Utilizing segment-anything to help the region selection of 3D point cloud or mesh.

Primary LanguagePythonMIT LicenseMIT

SAM 3D Selector

This project aims to convert users' multi-view annotated 2D image segmentations (via segment-anything) to the corresponding 3D point cloud/mesh.

Just several coordinate space conversions, no other complicated methods (welcome to leave your suggestions).

I initially implemented this project to help the point selection process for my other project SPIDR, where I manually select points for deformations/animations.

I want to use SAM to automate this process, however, my current solution are still far from the perfection.

👇Point cloud

demo_1

👇Mesh

demo_2

Dependencies

  • SAM
    • Assume you set up SAM at ./segment-anything and download checkpoints at ./segment-anything/checkpoints
    • You can change to other location in app.py
  • open3d >= 0.16
  • python-opencv

How to Use

Annotate keypoints on the displayed image by clicking with the left mouse button.

Here are some control keys under openCV GUI:

Key Action
m Toggle between foreground and background keypoint annotation
z Undo the last keypoint
s Save the mask and keypoints
n Go to the next frame
p Go to the previous frame
r Reset the image
c Crop the point cloud
u Union the point cloud
x Intersect the point cloud
e Export the masked point cloud (compatible with MeshLab)
q Exit the program
k Switch the selection mode
a Add the current frame mask for multi-frame selection

The slider on the bottom controls the depth of the selected 3D points. The percentage is related to the size of the object bound box.

Input Arguments

  • --image: Path to the input image (default: "demo.png").
  • --wo_sam: Flag to not use the SAM model for mask prediction.
  • --save_path: Path to save the mask and keypoints (default: "output/").
  • --dataset_path: Path to a nerf_synthetic-like image folder (default: "").
  • --dataset_split: Dataset split (default: "test").
  • --dataset_skip: Number of frames to skip in the dataset (default: 10).
  • --pcd_path: Path to the 3D point cloud file (default: "").
  • --mesh_path: Path to the 3D mesh file (default: "").

Example

python app.py --dataset_path data/nerf_synthetic/lego --pcd_path data/3d_rep/lego_pcd.ply

The example point cloud & mesh can be downloaded from the following links:

# point cloud
gdown --fuzzy https://drive.google.com/file/d/1z9zuTKNbLFp6DOLfJN42kpUO0_ECCvy_/view?usp=share_link -O data/3d_rep/lego_pcd.ply
# mesh
gdown --fuzzy https://drive.google.com/file/d/17rqjWihUJshzt_Hc1YIJ8J5GNfr5WBJf/view?usp=share_link -O data/3d_rep/lego_mesh.obj

Observations

  • The SAM's segmentations are amazing, but not perfect. You can often see the boundary are not included in the mask (alot manual-tuning).

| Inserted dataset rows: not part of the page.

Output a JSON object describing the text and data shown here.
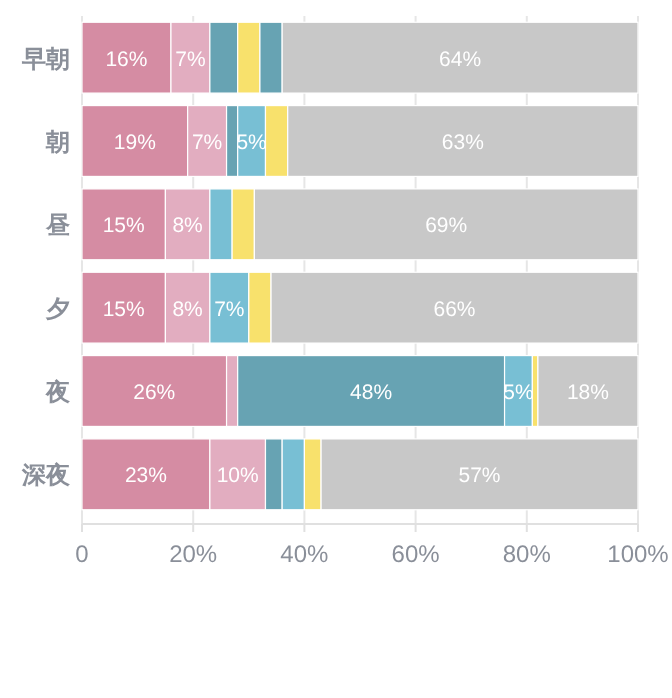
{
  "chart_data": {
    "type": "bar",
    "orientation": "horizontal",
    "stacked": true,
    "categories": [
      "早朝",
      "朝",
      "昼",
      "夕",
      "夜",
      "深夜"
    ],
    "series": [
      {
        "color": "#d58ca3",
        "values": [
          16,
          19,
          15,
          15,
          26,
          23
        ],
        "value_labels": [
          "16%",
          "19%",
          "15%",
          "15%",
          "26%",
          "23%"
        ]
      },
      {
        "color": "#e2adc0",
        "values": [
          7,
          7,
          8,
          8,
          2,
          10
        ],
        "value_labels": [
          "7%",
          "7%",
          "8%",
          "8%",
          null,
          "10%"
        ]
      },
      {
        "color": "#67a3b3",
        "values": [
          5,
          2,
          0,
          0,
          48,
          3
        ],
        "value_labels": [
          null,
          null,
          null,
          null,
          "48%",
          null
        ]
      },
      {
        "colors": [
          "#f8e16c",
          "#78bfd4",
          "#78bfd4",
          "#78bfd4",
          "#78bfd4",
          "#78bfd4"
        ],
        "values": [
          4,
          5,
          4,
          7,
          5,
          4
        ],
        "value_labels": [
          null,
          "5%",
          null,
          "7%",
          "5%",
          null
        ]
      },
      {
        "colors": [
          "#67a3b3",
          "#f8e16c",
          "#f8e16c",
          "#f8e16c",
          "#f8e16c",
          "#f8e16c"
        ],
        "values": [
          4,
          4,
          4,
          4,
          1,
          3
        ],
        "value_labels": [
          null,
          null,
          null,
          null,
          null,
          null
        ]
      },
      {
        "color": "#c8c8c8",
        "values": [
          64,
          63,
          69,
          66,
          18,
          57
        ],
        "value_labels": [
          "64%",
          "63%",
          "69%",
          "66%",
          "18%",
          "57%"
        ]
      }
    ],
    "xlim": [
      0,
      100
    ],
    "xticks": [
      0,
      {
        "value": 20,
        "label": "20%"
      },
      {
        "value": 40,
        "label": "40%"
      },
      {
        "value": 60,
        "label": "60%"
      },
      {
        "value": 80,
        "label": "80%"
      },
      {
        "value": 100,
        "label": "100%"
      }
    ],
    "grid": "x"
  }
}
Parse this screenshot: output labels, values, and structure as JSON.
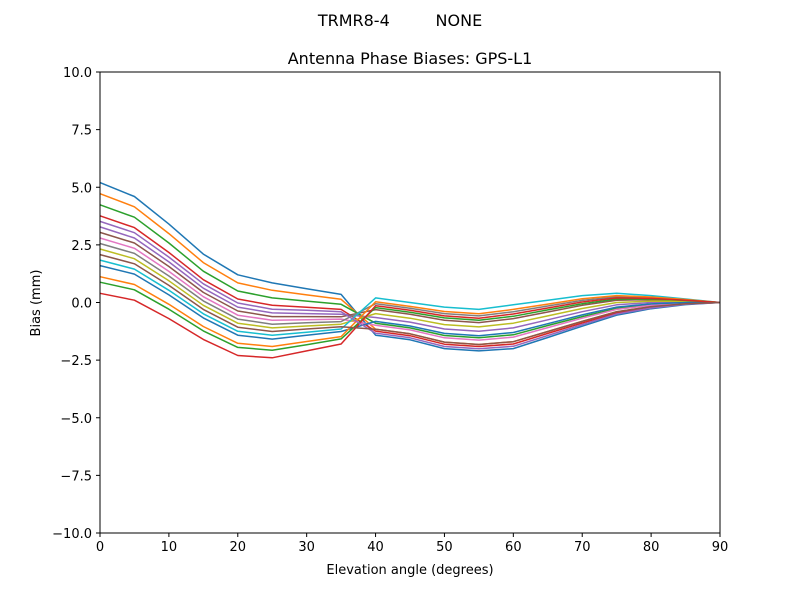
{
  "chart_data": {
    "type": "line",
    "suptitle": "TRMR8-4         NONE",
    "title": "Antenna Phase Biases: GPS-L1",
    "xlabel": "Elevation angle (degrees)",
    "ylabel": "Bias (mm)",
    "xlim": [
      0,
      90
    ],
    "ylim": [
      -10,
      10
    ],
    "xticks": [
      0,
      10,
      20,
      30,
      40,
      50,
      60,
      70,
      80,
      90
    ],
    "xtick_labels": [
      "0",
      "10",
      "20",
      "30",
      "40",
      "50",
      "60",
      "70",
      "80",
      "90"
    ],
    "yticks": [
      -10,
      -7.5,
      -5,
      -2.5,
      0,
      2.5,
      5,
      7.5,
      10
    ],
    "ytick_labels": [
      "−10.0",
      "−7.5",
      "−5.0",
      "−2.5",
      "0.0",
      "2.5",
      "5.0",
      "7.5",
      "10.0"
    ],
    "grid": false,
    "colors": [
      "#1f77b4",
      "#ff7f0e",
      "#2ca02c",
      "#d62728",
      "#9467bd",
      "#8c564b",
      "#e377c2",
      "#7f7f7f",
      "#bcbd22",
      "#17becf"
    ],
    "x": [
      0,
      5,
      10,
      15,
      20,
      25,
      30,
      35,
      40,
      45,
      50,
      55,
      60,
      65,
      70,
      75,
      80,
      85,
      90
    ],
    "series": [
      {
        "values": [
          5.2,
          4.6,
          3.4,
          2.1,
          1.2,
          0.85,
          0.6,
          0.35,
          -1.42,
          -1.62,
          -2.0,
          -2.1,
          -2.0,
          -1.52,
          -1.03,
          -0.55,
          -0.27,
          -0.09,
          0
        ]
      },
      {
        "values": [
          4.72,
          4.15,
          2.99,
          1.73,
          0.85,
          0.53,
          0.33,
          0.14,
          -1.16,
          -1.36,
          -1.72,
          -1.82,
          -1.7,
          -1.26,
          -0.82,
          -0.4,
          -0.18,
          -0.05,
          0
        ]
      },
      {
        "values": [
          4.24,
          3.7,
          2.58,
          1.36,
          0.5,
          0.2,
          0.06,
          -0.08,
          -0.9,
          -1.1,
          -1.43,
          -1.53,
          -1.4,
          -1.0,
          -0.61,
          -0.25,
          -0.09,
          -0.01,
          0
        ]
      },
      {
        "values": [
          3.76,
          3.25,
          2.17,
          0.99,
          0.15,
          -0.12,
          -0.21,
          -0.3,
          -1.24,
          -1.44,
          -1.81,
          -1.91,
          -1.8,
          -1.34,
          -0.89,
          -0.45,
          -0.21,
          -0.06,
          0
        ]
      },
      {
        "values": [
          3.28,
          2.8,
          1.76,
          0.62,
          -0.2,
          -0.45,
          -0.48,
          -0.51,
          -0.65,
          -0.85,
          -1.15,
          -1.25,
          -1.1,
          -0.75,
          -0.4,
          -0.1,
          0,
          0.03,
          0
        ]
      },
      {
        "values": [
          3.04,
          2.58,
          1.56,
          0.44,
          -0.37,
          -0.61,
          -0.61,
          -0.62,
          -0.31,
          -0.51,
          -0.77,
          -0.87,
          -0.7,
          -0.41,
          -0.12,
          0.1,
          0.12,
          0.08,
          0
        ]
      },
      {
        "values": [
          2.8,
          2.35,
          1.35,
          0.25,
          -0.55,
          -0.77,
          -0.75,
          -0.72,
          -0.99,
          -1.19,
          -1.53,
          -1.63,
          -1.5,
          -1.09,
          -0.68,
          -0.3,
          -0.12,
          -0.03,
          0
        ]
      },
      {
        "values": [
          2.56,
          2.13,
          1.15,
          0.07,
          -0.72,
          -0.94,
          -0.88,
          -0.83,
          -0.05,
          -0.25,
          -0.48,
          -0.58,
          -0.4,
          -0.15,
          0.09,
          0.25,
          0.21,
          0.11,
          0
        ]
      },
      {
        "values": [
          2.32,
          1.9,
          0.94,
          -0.12,
          -0.9,
          -1.1,
          -1.02,
          -0.94,
          -0.48,
          -0.68,
          -0.96,
          -1.06,
          -0.9,
          -0.58,
          -0.26,
          0,
          0.06,
          0.05,
          0
        ]
      },
      {
        "values": [
          1.84,
          1.45,
          0.53,
          -0.49,
          -1.25,
          -1.42,
          -1.29,
          -1.15,
          0.2,
          0,
          -0.2,
          -0.3,
          -0.1,
          0.1,
          0.3,
          0.4,
          0.3,
          0.15,
          0
        ]
      },
      {
        "values": [
          1.6,
          1.23,
          0.33,
          -0.67,
          -1.42,
          -1.59,
          -1.42,
          -1.26,
          -0.82,
          -1.02,
          -1.34,
          -1.44,
          -1.3,
          -0.92,
          -0.54,
          -0.2,
          -0.06,
          0,
          0
        ]
      },
      {
        "values": [
          1.12,
          0.78,
          -0.08,
          -1.04,
          -1.77,
          -1.91,
          -1.69,
          -1.48,
          0.03,
          -0.17,
          -0.39,
          -0.49,
          -0.3,
          -0.07,
          0.16,
          0.3,
          0.24,
          0.13,
          0
        ]
      },
      {
        "values": [
          0.88,
          0.55,
          -0.29,
          -1.23,
          -1.95,
          -2.07,
          -1.83,
          -1.58,
          -0.22,
          -0.42,
          -0.67,
          -0.77,
          -0.6,
          -0.32,
          -0.05,
          0.15,
          0.15,
          0.09,
          0
        ]
      },
      {
        "values": [
          0.4,
          0.1,
          -0.7,
          -1.6,
          -2.3,
          -2.4,
          -2.1,
          -1.8,
          -0.14,
          -0.34,
          -0.58,
          -0.68,
          -0.5,
          -0.24,
          0.02,
          0.2,
          0.18,
          0.1,
          0
        ]
      },
      {
        "values": [
          3.52,
          3.03,
          1.97,
          0.81,
          -0.02,
          -0.29,
          -0.34,
          -0.4,
          -1.33,
          -1.53,
          -1.91,
          -2.01,
          -1.9,
          -1.43,
          -0.96,
          -0.5,
          -0.24,
          -0.08,
          0
        ]
      },
      {
        "values": [
          2.08,
          1.68,
          0.74,
          -0.3,
          -1.07,
          -1.26,
          -1.15,
          -1.05,
          -1.16,
          -1.36,
          -1.72,
          -1.82,
          -1.7,
          -1.26,
          -0.82,
          -0.4,
          -0.18,
          -0.05,
          0
        ]
      }
    ]
  }
}
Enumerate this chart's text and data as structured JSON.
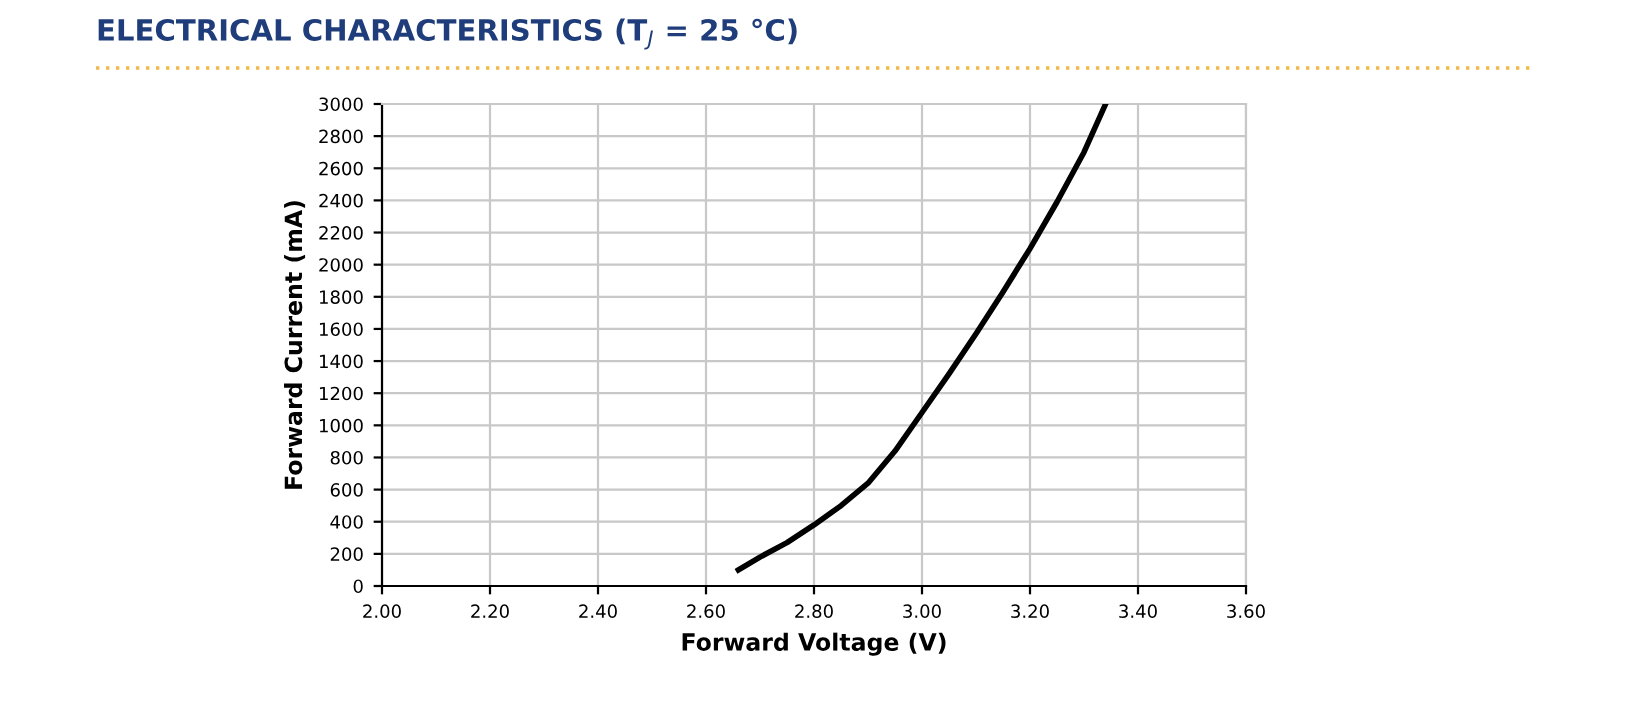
{
  "chart_data": {
    "type": "line",
    "title": "ELECTRICAL CHARACTERISTICS (T$_{J}$ = 25 °C)",
    "xlabel": "Forward Voltage (V)",
    "ylabel": "Forward Current (mA)",
    "series": [
      {
        "color": "#000000",
        "x": [
          2.66,
          2.7,
          2.75,
          2.8,
          2.85,
          2.9,
          2.95,
          3.0,
          3.05,
          3.1,
          3.15,
          3.2,
          3.25,
          3.3,
          3.34
        ],
        "values": [
          100,
          180,
          270,
          380,
          500,
          640,
          840,
          1080,
          1320,
          1570,
          1830,
          2100,
          2390,
          2700,
          3000
        ]
      }
    ],
    "xlim": [
      2.0,
      3.6
    ],
    "xticks": [
      {
        "value": 2.0,
        "label": "2.00"
      },
      {
        "value": 2.2,
        "label": "2.20"
      },
      {
        "value": 2.4,
        "label": "2.40"
      },
      {
        "value": 2.6,
        "label": "2.60"
      },
      {
        "value": 2.8,
        "label": "2.80"
      },
      {
        "value": 3.0,
        "label": "3.00"
      },
      {
        "value": 3.2,
        "label": "3.20"
      },
      {
        "value": 3.4,
        "label": "3.40"
      },
      {
        "value": 3.6,
        "label": "3.60"
      }
    ],
    "ylim": [
      0,
      3000
    ],
    "yticks": [
      0,
      200,
      400,
      600,
      800,
      1000,
      1200,
      1400,
      1600,
      1800,
      2000,
      2200,
      2400,
      2600,
      2800,
      3000
    ],
    "grid": true,
    "legend": false,
    "marker": "none",
    "line_style": "solid"
  }
}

  • Keypoint prompting's accuracy can be improved a lot with recurrent mask inputs mask_input=logits.

  • 3D geometry consistency is still too difficult for SAM. We cannot easily wrap the mask to the new frame.

  • Automatic combining multi-frame selections is difficult:

    • small components can be easily occluded by other parts: cannot simply union or intersect.
    • intersection on co-visible masks? --> works not well.